A: PPR are license agreements made with a film's rightsholder granting an individual or a group the legal right to publicly screen a film. Usually a PPR license is purchased for a fee, and it usually only covers a one-time screening of the film.
What do we mean by publicly? Any group of persons screening a film to any audience. Exemptions include home-use, face-to-face classroom teaching, and in some cases distance learning classes.
Q: How much do public performance rights usually cost?
A: Typically between 200-300 dollars for a one-time showing, sometimes more, sometimes less.
Q: How do I acquire public performance rights?
A: Generally speaking, PPR can be purchased through a film's distributor. There are several large movie distributors and public performance rights licensing agencies that own the rights to hundreds of well-known films.
A couple major movie licensing companies to try out first:
If you need assistance locating the rights holder for a film, feel free to contact Curtis Ferree: email@example.com or x2185
Thinking about putting on a film screening? Check Kanopy for titles first. Our license agreement with Kanopy allows us to screen films to audiences on campus, whether as part of a class or not! That means: no additional PPR fees.

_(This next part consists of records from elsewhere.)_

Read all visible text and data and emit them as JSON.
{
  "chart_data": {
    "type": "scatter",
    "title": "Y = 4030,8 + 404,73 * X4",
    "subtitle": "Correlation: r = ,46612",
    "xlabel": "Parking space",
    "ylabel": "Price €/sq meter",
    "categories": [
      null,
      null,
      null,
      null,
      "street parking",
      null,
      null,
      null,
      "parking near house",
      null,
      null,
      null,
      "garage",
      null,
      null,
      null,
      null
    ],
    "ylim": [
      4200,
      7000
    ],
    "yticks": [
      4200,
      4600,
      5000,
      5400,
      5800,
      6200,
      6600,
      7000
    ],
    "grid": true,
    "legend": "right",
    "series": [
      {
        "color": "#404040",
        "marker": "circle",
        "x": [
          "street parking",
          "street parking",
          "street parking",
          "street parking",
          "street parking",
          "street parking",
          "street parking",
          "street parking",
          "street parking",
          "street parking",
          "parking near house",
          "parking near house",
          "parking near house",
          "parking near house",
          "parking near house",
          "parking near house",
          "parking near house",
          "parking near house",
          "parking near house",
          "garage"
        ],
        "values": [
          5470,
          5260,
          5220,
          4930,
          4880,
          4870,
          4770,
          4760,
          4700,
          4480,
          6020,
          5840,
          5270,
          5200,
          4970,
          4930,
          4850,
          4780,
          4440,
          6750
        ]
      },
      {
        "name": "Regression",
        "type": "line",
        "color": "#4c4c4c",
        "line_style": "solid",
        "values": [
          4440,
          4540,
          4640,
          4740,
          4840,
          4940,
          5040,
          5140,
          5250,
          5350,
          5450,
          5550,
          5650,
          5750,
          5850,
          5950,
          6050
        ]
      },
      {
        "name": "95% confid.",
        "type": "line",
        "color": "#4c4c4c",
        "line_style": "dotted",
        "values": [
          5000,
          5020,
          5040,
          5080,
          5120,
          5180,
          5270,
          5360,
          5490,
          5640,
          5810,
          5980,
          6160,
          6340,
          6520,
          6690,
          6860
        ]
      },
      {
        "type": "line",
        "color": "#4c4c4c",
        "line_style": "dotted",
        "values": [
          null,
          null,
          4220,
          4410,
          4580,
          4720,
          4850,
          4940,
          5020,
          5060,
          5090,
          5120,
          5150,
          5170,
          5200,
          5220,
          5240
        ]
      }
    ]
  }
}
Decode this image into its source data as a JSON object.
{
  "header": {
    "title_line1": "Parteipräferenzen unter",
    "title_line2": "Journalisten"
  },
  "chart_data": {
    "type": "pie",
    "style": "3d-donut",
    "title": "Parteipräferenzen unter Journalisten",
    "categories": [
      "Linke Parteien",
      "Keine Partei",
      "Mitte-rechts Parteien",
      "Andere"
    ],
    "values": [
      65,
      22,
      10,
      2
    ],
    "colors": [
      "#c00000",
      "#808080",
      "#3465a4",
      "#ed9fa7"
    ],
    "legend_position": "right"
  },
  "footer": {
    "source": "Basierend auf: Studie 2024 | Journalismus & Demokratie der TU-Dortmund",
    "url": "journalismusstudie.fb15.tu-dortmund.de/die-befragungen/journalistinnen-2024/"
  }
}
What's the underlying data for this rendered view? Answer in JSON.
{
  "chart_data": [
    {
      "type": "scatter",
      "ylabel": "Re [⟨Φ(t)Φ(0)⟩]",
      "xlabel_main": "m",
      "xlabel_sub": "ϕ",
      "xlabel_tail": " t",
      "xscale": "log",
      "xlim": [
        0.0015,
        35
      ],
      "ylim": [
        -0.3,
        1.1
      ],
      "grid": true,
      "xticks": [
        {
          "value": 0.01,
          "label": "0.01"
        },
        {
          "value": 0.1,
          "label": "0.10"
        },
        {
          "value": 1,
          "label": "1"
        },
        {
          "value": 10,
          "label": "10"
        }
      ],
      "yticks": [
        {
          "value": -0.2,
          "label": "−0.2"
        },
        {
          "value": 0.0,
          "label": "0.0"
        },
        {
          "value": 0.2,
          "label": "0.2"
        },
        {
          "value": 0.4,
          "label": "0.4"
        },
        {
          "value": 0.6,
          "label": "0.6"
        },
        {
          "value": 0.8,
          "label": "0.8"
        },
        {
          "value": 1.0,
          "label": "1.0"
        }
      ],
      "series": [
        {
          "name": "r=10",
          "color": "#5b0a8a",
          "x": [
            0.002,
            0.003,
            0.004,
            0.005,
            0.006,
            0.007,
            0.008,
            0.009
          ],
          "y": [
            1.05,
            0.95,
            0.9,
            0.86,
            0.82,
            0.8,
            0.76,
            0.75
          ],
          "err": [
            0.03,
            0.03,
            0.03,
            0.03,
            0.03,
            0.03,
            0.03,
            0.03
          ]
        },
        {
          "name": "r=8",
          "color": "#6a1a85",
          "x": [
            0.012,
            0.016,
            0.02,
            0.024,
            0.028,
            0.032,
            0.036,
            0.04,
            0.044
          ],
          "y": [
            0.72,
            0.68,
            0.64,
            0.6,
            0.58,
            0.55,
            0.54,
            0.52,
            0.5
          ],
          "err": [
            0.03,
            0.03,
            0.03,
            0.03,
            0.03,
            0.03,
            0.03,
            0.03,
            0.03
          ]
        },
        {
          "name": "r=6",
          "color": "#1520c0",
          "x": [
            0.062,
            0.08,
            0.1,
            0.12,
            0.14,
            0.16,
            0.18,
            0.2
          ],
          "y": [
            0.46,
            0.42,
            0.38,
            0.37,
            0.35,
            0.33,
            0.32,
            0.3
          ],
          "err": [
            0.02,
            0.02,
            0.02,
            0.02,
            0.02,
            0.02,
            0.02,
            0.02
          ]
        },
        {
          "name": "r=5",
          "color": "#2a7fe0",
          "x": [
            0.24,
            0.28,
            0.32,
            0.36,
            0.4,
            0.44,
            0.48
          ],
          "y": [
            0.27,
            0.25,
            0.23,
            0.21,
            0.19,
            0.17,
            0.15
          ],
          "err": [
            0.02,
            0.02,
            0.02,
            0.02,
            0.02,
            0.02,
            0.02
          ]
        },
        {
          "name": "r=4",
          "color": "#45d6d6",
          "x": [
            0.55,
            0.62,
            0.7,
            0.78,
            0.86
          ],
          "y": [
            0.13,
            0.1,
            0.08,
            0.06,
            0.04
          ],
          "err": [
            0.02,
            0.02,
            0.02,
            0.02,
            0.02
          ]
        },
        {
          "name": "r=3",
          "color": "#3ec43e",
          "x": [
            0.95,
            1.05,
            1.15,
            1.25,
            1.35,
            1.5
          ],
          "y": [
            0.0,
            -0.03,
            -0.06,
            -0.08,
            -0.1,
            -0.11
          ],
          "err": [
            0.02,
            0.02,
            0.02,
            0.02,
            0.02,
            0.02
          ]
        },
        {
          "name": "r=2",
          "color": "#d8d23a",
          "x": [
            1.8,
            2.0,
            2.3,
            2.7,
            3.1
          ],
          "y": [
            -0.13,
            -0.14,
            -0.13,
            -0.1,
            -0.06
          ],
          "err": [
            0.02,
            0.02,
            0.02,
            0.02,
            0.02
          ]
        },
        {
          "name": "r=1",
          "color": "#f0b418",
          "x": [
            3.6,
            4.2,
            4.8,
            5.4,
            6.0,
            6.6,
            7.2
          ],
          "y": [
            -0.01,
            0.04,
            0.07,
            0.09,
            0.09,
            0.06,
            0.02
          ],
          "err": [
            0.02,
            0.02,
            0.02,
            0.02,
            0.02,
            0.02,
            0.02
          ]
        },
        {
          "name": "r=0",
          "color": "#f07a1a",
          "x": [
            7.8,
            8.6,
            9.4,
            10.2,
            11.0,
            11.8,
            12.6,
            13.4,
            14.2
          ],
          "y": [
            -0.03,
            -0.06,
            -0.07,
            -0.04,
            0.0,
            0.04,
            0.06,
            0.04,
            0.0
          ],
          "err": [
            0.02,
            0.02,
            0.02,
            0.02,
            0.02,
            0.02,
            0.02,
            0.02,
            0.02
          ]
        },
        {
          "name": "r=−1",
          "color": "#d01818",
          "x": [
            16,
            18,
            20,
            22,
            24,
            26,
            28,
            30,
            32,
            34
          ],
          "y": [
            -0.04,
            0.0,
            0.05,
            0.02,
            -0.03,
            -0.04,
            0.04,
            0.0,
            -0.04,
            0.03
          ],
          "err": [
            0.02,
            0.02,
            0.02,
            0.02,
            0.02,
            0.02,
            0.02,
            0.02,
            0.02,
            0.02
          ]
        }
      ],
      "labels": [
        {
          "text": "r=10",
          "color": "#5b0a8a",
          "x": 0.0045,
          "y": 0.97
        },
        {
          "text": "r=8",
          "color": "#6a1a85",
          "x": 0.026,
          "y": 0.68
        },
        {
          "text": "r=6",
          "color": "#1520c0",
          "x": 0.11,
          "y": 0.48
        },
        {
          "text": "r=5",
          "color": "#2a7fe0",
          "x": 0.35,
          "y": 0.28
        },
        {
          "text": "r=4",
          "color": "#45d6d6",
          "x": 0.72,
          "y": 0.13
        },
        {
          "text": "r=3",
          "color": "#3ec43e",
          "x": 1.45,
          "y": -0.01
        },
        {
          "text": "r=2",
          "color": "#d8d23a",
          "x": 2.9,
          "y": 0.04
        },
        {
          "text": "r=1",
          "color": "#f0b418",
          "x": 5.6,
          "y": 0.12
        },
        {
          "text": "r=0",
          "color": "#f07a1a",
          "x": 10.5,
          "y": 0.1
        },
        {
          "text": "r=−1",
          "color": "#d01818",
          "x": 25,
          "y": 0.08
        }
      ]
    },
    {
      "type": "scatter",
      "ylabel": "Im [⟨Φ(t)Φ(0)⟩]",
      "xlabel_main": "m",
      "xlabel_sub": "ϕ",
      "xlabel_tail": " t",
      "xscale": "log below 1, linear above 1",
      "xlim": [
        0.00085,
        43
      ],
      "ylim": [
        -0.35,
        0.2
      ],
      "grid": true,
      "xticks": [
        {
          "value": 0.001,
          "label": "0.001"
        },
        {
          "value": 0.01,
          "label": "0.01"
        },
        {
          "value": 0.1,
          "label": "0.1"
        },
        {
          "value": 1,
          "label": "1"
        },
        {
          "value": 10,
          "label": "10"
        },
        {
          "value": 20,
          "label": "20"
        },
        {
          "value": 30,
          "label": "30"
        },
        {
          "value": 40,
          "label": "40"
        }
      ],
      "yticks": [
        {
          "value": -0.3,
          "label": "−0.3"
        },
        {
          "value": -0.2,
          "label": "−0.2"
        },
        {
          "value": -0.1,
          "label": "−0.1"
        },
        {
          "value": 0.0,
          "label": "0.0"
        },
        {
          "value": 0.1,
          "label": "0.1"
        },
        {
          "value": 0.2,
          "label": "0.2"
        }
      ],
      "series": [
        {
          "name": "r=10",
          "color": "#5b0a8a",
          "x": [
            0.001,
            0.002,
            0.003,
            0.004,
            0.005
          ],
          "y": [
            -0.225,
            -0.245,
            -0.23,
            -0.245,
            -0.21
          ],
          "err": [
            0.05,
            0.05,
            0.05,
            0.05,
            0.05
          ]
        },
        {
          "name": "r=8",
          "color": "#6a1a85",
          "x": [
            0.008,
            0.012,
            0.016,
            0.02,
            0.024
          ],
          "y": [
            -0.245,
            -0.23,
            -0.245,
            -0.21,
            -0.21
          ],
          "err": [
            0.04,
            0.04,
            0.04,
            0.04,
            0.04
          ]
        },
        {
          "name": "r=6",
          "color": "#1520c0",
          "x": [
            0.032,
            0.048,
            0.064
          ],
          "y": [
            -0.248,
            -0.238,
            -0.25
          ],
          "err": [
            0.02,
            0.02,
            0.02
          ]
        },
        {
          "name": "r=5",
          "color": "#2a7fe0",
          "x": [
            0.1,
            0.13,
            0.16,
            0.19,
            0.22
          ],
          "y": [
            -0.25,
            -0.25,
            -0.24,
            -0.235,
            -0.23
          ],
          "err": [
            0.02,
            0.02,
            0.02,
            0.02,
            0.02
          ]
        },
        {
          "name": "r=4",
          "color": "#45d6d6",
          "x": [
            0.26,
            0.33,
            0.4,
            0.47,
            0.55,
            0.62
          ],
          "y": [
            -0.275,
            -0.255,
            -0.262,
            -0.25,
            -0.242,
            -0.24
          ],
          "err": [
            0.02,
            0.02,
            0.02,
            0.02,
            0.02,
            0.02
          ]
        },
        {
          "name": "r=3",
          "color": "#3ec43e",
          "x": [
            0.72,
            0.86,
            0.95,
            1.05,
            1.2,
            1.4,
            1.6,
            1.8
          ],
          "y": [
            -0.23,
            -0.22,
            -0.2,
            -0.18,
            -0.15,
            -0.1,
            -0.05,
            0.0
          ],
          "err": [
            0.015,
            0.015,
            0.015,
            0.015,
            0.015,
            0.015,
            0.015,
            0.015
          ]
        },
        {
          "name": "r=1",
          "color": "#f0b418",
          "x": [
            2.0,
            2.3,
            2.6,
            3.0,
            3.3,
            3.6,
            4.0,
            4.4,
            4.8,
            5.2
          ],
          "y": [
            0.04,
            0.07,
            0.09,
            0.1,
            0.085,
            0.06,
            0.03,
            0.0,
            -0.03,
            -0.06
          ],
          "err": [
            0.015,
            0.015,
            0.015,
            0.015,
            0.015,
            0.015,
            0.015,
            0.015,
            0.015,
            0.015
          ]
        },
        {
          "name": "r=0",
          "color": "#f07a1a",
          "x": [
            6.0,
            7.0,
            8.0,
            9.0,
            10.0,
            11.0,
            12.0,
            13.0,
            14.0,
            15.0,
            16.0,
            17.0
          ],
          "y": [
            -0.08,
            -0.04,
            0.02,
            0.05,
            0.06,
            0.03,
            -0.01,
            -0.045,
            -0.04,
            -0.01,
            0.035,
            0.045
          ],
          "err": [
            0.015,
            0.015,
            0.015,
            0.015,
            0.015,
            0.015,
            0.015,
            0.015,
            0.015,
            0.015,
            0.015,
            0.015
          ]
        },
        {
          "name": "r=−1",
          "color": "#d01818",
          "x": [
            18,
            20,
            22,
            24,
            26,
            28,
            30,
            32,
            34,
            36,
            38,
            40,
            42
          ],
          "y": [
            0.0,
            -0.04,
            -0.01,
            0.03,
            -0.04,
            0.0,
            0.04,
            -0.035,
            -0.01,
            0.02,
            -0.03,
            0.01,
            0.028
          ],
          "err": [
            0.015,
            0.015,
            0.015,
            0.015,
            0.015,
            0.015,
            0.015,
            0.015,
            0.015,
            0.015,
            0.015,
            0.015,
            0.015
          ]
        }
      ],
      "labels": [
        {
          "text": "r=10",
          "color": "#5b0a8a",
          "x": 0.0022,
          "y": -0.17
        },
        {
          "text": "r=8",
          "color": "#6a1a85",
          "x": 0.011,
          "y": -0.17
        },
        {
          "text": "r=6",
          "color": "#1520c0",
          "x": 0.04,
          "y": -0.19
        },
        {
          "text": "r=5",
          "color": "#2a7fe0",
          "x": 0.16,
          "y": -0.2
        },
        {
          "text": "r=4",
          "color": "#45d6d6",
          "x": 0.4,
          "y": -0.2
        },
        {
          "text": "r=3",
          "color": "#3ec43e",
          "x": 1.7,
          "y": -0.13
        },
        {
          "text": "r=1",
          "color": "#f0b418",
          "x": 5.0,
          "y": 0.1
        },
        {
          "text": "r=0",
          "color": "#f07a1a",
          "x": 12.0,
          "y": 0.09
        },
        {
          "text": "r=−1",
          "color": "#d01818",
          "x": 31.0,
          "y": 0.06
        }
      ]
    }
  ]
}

To legally show a video or DVD outside of the classroom (the class must be listed for the semester with the registrar) or Library (the video or DVD must be related to your course content unless the library owns the public performance rights), a Public Performance license must be purchased - regardless of whether an admission or other fee is charged. This includes movies to be shown:
This legal requirement applies equally to profit-making organizations and non-profit institutions (Senate Report No. 94-473, page 59; House Report No. 94-1476, page 62).
Showings of videos without a license, even innocent or inadvertent infringers, are subject to substantial civil damages ($750 to $30,000 for each illegal showing) and other penalties (Sections 502-505).